Ashes is, on the surface, an LCG/CCG (that would be Living Card Game/Collectible Card Game). Inside the box are six preconstructed decks representing a Pheonixborn with their powers and allies. Pretty standard fare for an LCG/CCG. But then there are these colored dice. Then you notice the rules for drafting decks next the the rules for customization. Suddenly this is something a little bit different.

In the mechanics of so many fantasy games there’s a power system for casting spells or summoning creatures. While they vary widely, Ashes opts for a system that relies a bit on chance. Your dice pool is made up of ten die, five from each affinity associated with your Phoenixborn. The faces of the die represent three different levels of magical energy ranging from basic magic to epic power. The dice are rolled and viola!!! Instant pool of energy for casting. But that’s not the only thing they did right.

Your starting hand in most games comes after shuffling the deck, letting your opponent th (1)cut, then drawing up. Ashes says, “Go ahead! Search through and find that perfect starting combo and just place it in your hand.” Yup, that’s right. Each player gets to pick their five starting cards. I mean… wow. That’s kind of huge. But then you remember that to power those cards you are reliant on a randomized pool of dice. Suddenly you have a choice to make. Do you risk not rolling well enough to play that massive direct damage? Or do you go with the ready spell that gets you a creature on turn two?

Speaking of, creatures in Ashes (for the most part) are cast using ready spells rather than coming from a random draw from your deck. Ready spells sit out on your spellboard, an area much like a battlefield of creatures in most games, the size of which is determined by your Phoenixborn. Once a ready spell is cast and out it can be powered up to allow you to put a creature in play on the battlefield. Like the spellboard, the battlefield also has a limit determinted by your phoenixborn. Other spell types exist as well and each serves a purpose familiar to anyone who plays CCG, TCG, or LCG.

ashes-rise-of-the-phoenixborn-20175-25207-1000x1000I could go on and on about the mechanics but there is one critisism I do have, and it’s not about the game. Over the years I’ve noticed that Plaid Hat has a nasty habit. They create some awesome games with great twists and artwork that really sucks you in. Backstories and Worlds that tempt your imagination. And then… nothing. It all just kind of falls flat, like they got bored and decided it was time for a new project. Then a couple years later you’ll get a random expansion or a couple of new characters that are really cool and add a new twist. But then the glimmer is gone again.
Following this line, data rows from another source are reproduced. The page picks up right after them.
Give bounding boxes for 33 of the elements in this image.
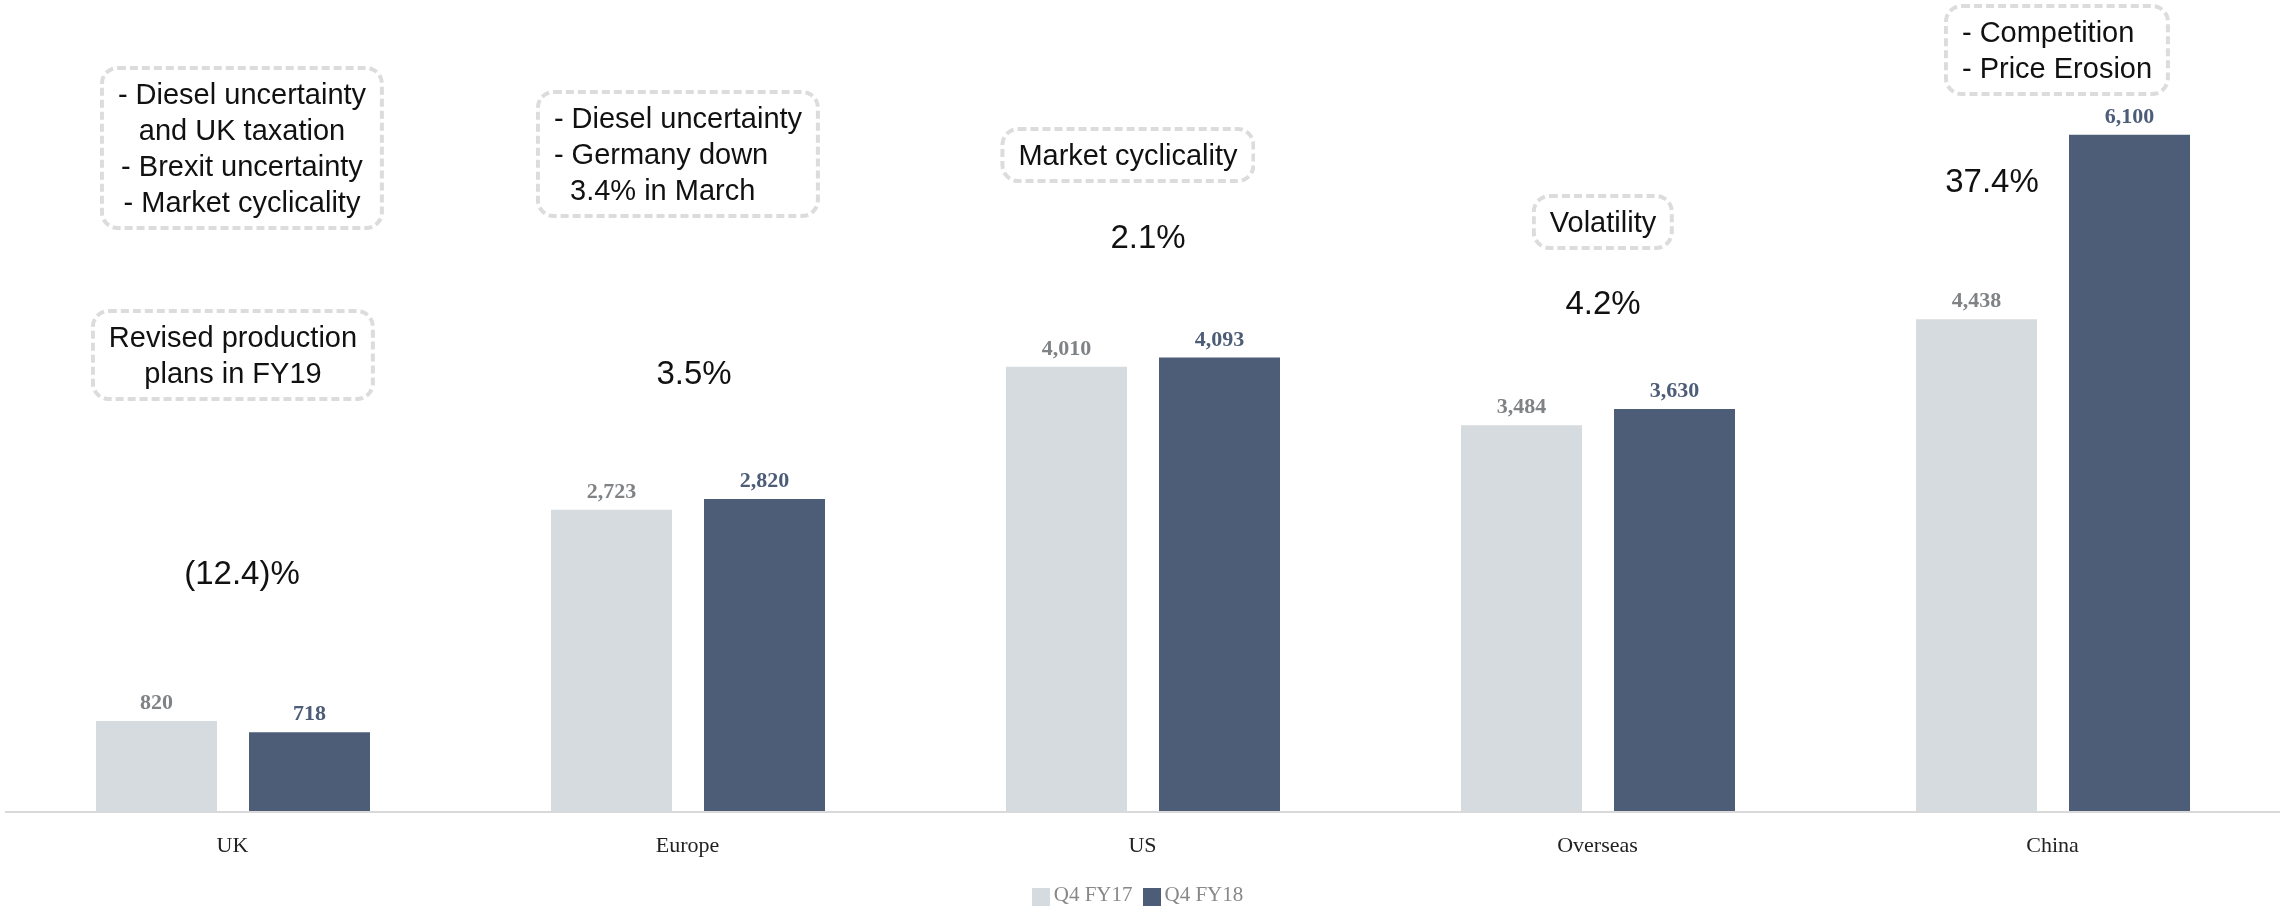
annotation: Revised production plans in FY19	[90, 309, 376, 401]
annotation: 4.2%	[1565, 284, 1641, 321]
data-label: 6,100	[2104, 102, 2155, 128]
data-label: 4,093	[1194, 325, 1245, 351]
data-label: 4,010	[1041, 334, 1092, 360]
data-label: 4,438	[1951, 287, 2002, 313]
annotation: 37.4%	[1945, 162, 2039, 199]
x-tick-label: Overseas	[1557, 831, 1638, 857]
annotation: 2.1%	[1110, 218, 1186, 255]
annotation: - Diesel uncertainty - Germany down 3.4% in March	[535, 90, 821, 218]
bar	[249, 732, 370, 812]
annotation: (12.4)%	[184, 554, 300, 591]
text: - Competition - Price Erosion	[1943, 4, 2171, 96]
bar	[1159, 357, 1280, 812]
bar	[1614, 408, 1735, 812]
annotation: Market cyclicality	[1000, 127, 1256, 183]
bar	[2069, 134, 2190, 812]
legend-label: Q4 FY18	[1164, 882, 1244, 906]
x-tick-label: Europe	[655, 831, 720, 857]
data-label: 2,723	[586, 477, 637, 503]
annotation: - Diesel uncertainty and UK taxation - Brexit uncertainty - Market cyclicality	[99, 66, 385, 230]
x-tick-label: China	[2026, 831, 2079, 857]
legend-label: Q4 FY17	[1053, 882, 1133, 906]
data-label: 3,630	[1649, 376, 1700, 402]
data-label: 718	[293, 700, 326, 726]
bar	[704, 498, 825, 812]
data-label: 2,820	[739, 466, 790, 492]
x-tick-label: UK	[216, 831, 249, 857]
data-label: 3,484	[1496, 393, 1547, 419]
data-label: 820	[140, 688, 173, 714]
annotation: 3.5%	[656, 354, 732, 391]
x-tick-label: US	[1128, 831, 1157, 857]
annotation: Volatility	[1531, 194, 1675, 250]
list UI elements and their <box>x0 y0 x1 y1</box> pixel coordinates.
Ashes: Rise of the Phoenixborn is, overall, a pretty cool game. It will give you some fun with your friends and looks great in the collection. Sadly though, like so many Plaid Hat games, it will probably not be a top tier game due to a lack of support and attention.

I’m not much for giving out ratings, but in this case I’m going to make an exception. Ashes gets a C+ for the same reason you did in junior high. The potential is there but they just aren’t putting in the effort.